Sleep hadn’t come easily in the hours before. I’d tossed and turned and finally found comfort curled under the blankets. Now, my eyes blinked rapidly, adjusting to the silvery light of the room. The surroundings were unfamiliar – a bed and pillows that weren’t mine, a an unfamiliar clunking sound on the other side of the wall and a darkness that wasn’t the same as the warm dark gray of nights in our room at home.
Ah yes, our hotel room, I groggily realized as I threw my covers to the side and felt my way to the restroom. I flipped on the light, blinded for a moment. I rubbed my neck, tight from the restless night’s sleep so far, and thought through how glad I was to be on vacation. But, at the same time, how much I missed home. I love to travel and don’t often deal with homesickness, but in that moment, that’s what I was… homesick.
So many things were different in this moment from the way the lights flickered before lighting up the room to how the floor felt under my feet. Though our trip had been full of connection and laughter and fun, it felt so different than the comforts of home.
This is not my home… the words echoed through my sleepy soul. Just as “this world is not our permanent home; we are looking forward to a home yet to come” as Paul wrote to the early Christians in Hebrews 13.
Minutes later, I shuffled back to bed, rearranged the pillows and curled up under the covers. This time, sleep came quickly and by morning I was ready for another day full of sunshine and adventure.
In the darkness of night, home seemed so far away.
***
I stand in my closet. My house is still quiet. The sun hasn’t yet risen. I’m thinking through what to wear – debating with myself as if a life depends on my decision. I love spring, but the variance in temperature makes outfit choices a little more difficult. I flip hangers to the side and finally pull on a pair of black pants and a warm black top.

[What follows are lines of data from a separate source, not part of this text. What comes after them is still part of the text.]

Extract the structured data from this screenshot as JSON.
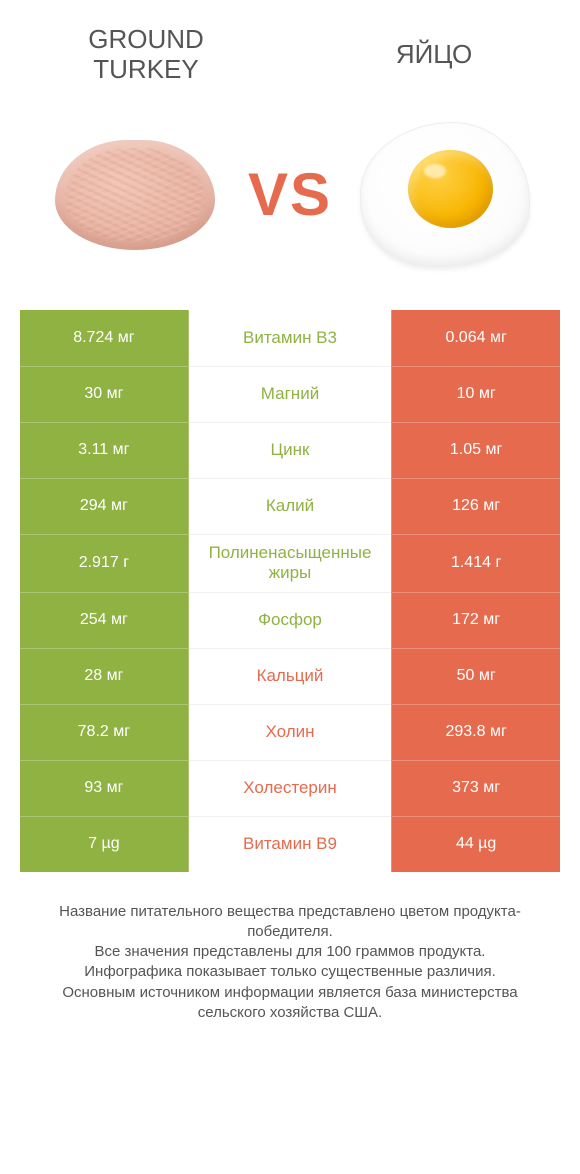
{
  "colors": {
    "left": "#8fb243",
    "right": "#e66a4d",
    "vs": "#e66a4d",
    "text": "#333333",
    "title": "#555555"
  },
  "titles": {
    "left": "GROUND\nTURKEY",
    "right": "ЯЙЦО",
    "vs": "VS"
  },
  "rows": [
    {
      "label": "Витамин B3",
      "left": "8.724 мг",
      "right": "0.064 мг",
      "label_color": "left"
    },
    {
      "label": "Магний",
      "left": "30 мг",
      "right": "10 мг",
      "label_color": "left"
    },
    {
      "label": "Цинк",
      "left": "3.11 мг",
      "right": "1.05 мг",
      "label_color": "left"
    },
    {
      "label": "Калий",
      "left": "294 мг",
      "right": "126 мг",
      "label_color": "left"
    },
    {
      "label": "Полиненасыщенные жиры",
      "left": "2.917 г",
      "right": "1.414 г",
      "label_color": "left"
    },
    {
      "label": "Фосфор",
      "left": "254 мг",
      "right": "172 мг",
      "label_color": "left"
    },
    {
      "label": "Кальций",
      "left": "28 мг",
      "right": "50 мг",
      "label_color": "right"
    },
    {
      "label": "Холин",
      "left": "78.2 мг",
      "right": "293.8 мг",
      "label_color": "right"
    },
    {
      "label": "Холестерин",
      "left": "93 мг",
      "right": "373 мг",
      "label_color": "right"
    },
    {
      "label": "Витамин B9",
      "left": "7 µg",
      "right": "44 µg",
      "label_color": "right"
    }
  ],
  "footnote": "Название питательного вещества представлено цветом продукта-победителя.\nВсе значения представлены для 100 граммов продукта.\nИнфографика показывает только существенные различия.\nОсновным источником информации является база министерства сельского хозяйства США."
}
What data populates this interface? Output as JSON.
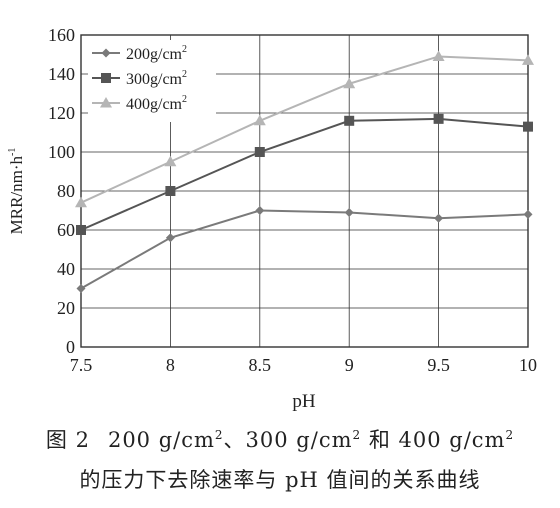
{
  "chart_data": {
    "type": "line",
    "x": [
      7.5,
      8,
      8.5,
      9,
      9.5,
      10
    ],
    "xticks": [
      "7.5",
      "8",
      "8.5",
      "9",
      "9.5",
      "10"
    ],
    "yticks": [
      "0",
      "20",
      "40",
      "60",
      "80",
      "100",
      "120",
      "140",
      "160"
    ],
    "xlim": [
      7.5,
      10
    ],
    "ylim": [
      0,
      160
    ],
    "xlabel": "pH",
    "ylabel_main": "MRR/nm·h",
    "ylabel_sup": "-1",
    "grid": true,
    "legend_position": "top-left",
    "series": [
      {
        "name_main": "200g/cm",
        "name_sup": "2",
        "marker": "diamond",
        "color": "#7a7a7a",
        "values": [
          30,
          56,
          70,
          69,
          66,
          68
        ]
      },
      {
        "name_main": "300g/cm",
        "name_sup": "2",
        "marker": "square",
        "color": "#555555",
        "values": [
          60,
          80,
          100,
          116,
          117,
          113
        ]
      },
      {
        "name_main": "400g/cm",
        "name_sup": "2",
        "marker": "triangle",
        "color": "#b5b5b5",
        "values": [
          74,
          95,
          116,
          135,
          149,
          147
        ]
      }
    ]
  },
  "caption": {
    "figure_label": "图 2",
    "line1_a": "200 g/cm",
    "line1_sup_a": "2",
    "line1_b": "、300 g/cm",
    "line1_sup_b": "2",
    "line1_c": " 和 400 g/cm",
    "line1_sup_c": "2",
    "line2": "的压力下去除速率与 pH 值间的关系曲线"
  }
}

My heart weighs heavy in this pre-dawn Monday morning. I’d heard hard news about a friend over the weekend. I pray for her as I continue to get ready for the day. Another friend comes to mind; another prayer whispered. Family members, friends, and others come to mind and I bring them to the Lord in prayer – Lord, show them your nearness through their heartache and health struggles. Show me how to love them well.
I move into the kitchen, turn on our dimmest light; our house slowly awakens and begins to stir. I feed our puppy and notice my heart has begun to search for the Word hidden inside, finally finding the verse I’m thinking of - in Revelation 21:4, when God “will wipe away every tear from their eyes; and there will no longer be death; there will no longer be sorrow and anguish, or crying, or pain; for the former order of things has passed away.”
That’s when I make the connection. The same feeling that overwhelmed me in the middle of the night in our hotel room on vacation, rises up in me now. Homesick… but this time it’s for what’s to come rather than what I’ve left behind. I yearn for a time with no sorrow or crying or pain.
I make my way through my morning routines – coffee and fixing a lunch and last-minute packing of all the items I need for the day, then goodbyes to my guys as we go our separate ways.
In the minutes before I, too, need to leave for the day, I open my prayer journal and jot down the names of those that came to mind this morning. I make note of several things for which I am thankful. I read the next chapter in the book of John and my phone begins to buzz. A friend I’d prayed for moments ago sends an update.
In the shadow of her circumstances, she reaches for a friend to remind her of the Goodness to come as she trusts in the Lord.
Before I leave for the day, I quickly check the weather and realize the predictions are much cooler than I anticipated. Instead of adding more dark colors to my all black ensemble, I grab a pink jacket and scarf – a reminder of the warmth to come.
***
Some days, even in the midst of contentment and joy, connection and laughter, or my normal morning routines, I find myself looking for signs of home. Not my lovely, comfortable home with my kitchen and couch and puppy and pillow and people, but my eternal home. On occasion, in the darkest places and nights, that home seems so far away. But often, I see reminders of my heavenly home, of God’s Goodness, in the conversations with friends, in sunsets and sunrises and in the colors of the day.
Lord, you tell us you’ve gone to prepare a place – a new home - for us. You’ve already sent your Spirit as our comfort. Allow us to feel your Spirit rise within us when we’re homesick, to trust in the Goodness that’s to come. Allow us to find comfort in you and in showing your love and grace to others.